Study links weight gain, health risks in childbirth

? Women who gain as little as 7 pounds between pregnancies can put themselves and their babies at medical risk, even if they don’t become overweight, suggests a provocative study of thousands of women.

Researchers found that gaining weight during that interval – not during the pregnancy itself – raised the risk of such complications as diabetes, high blood pressure and even stillbirth during the second pregnancy.

Pregnant women with diabetes or high blood pressure are at risk of convulsions or organ damage, which in severe cases can be fatal.

The results provide new evidence that overweight or obese women who plan to become pregnant should lose weight, and that women with healthy weights should avoid packing on pounds before pregnancy, the researchers said.

The work was reported Thursday in the British medical journal The Lancet by Drs. Eduardo Villamor of the Harvard School of Public Health and Sven Cnattingius of the Karolinska Institute in Sweden.
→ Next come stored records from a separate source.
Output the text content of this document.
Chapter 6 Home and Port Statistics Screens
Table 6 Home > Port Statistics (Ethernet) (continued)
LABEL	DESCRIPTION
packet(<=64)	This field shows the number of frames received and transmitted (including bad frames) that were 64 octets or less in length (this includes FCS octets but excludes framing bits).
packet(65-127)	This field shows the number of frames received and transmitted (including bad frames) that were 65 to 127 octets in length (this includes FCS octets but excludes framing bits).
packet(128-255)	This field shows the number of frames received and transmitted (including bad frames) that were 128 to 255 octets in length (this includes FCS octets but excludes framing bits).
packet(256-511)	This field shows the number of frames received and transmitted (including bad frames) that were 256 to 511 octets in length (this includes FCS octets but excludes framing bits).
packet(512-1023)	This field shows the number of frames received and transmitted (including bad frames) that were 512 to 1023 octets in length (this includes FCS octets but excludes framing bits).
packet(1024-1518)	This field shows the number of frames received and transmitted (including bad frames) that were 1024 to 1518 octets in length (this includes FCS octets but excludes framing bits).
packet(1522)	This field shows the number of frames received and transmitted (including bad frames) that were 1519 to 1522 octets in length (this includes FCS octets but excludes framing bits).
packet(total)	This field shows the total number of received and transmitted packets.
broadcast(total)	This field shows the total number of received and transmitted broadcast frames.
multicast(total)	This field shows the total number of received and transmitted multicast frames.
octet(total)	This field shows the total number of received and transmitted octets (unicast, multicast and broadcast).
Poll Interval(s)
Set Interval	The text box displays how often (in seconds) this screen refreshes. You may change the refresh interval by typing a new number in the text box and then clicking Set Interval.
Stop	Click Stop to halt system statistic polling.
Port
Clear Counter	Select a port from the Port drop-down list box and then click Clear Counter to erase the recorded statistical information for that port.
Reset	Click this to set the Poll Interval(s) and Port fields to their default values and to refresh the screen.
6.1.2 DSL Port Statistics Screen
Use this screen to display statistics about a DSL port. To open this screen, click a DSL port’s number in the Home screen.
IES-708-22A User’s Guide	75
They examined records of more than 150,000 Swedish women who delivered two children between 1992 and 2001.

The researchers focused on body-mass index, or BMI, a calculation from a person’s height and weight. They examined the difference between the women’s BMI at the beginning of two consecutive pregnancies. And they examined the likelihood of complications such as high blood pressure, diabetes, the probability of a Caesarean delivery and stillbirth in the second pregnancy.

One striking finding was that the risk of complications rose even in women who did not end up overweight, Villamor said Thursday.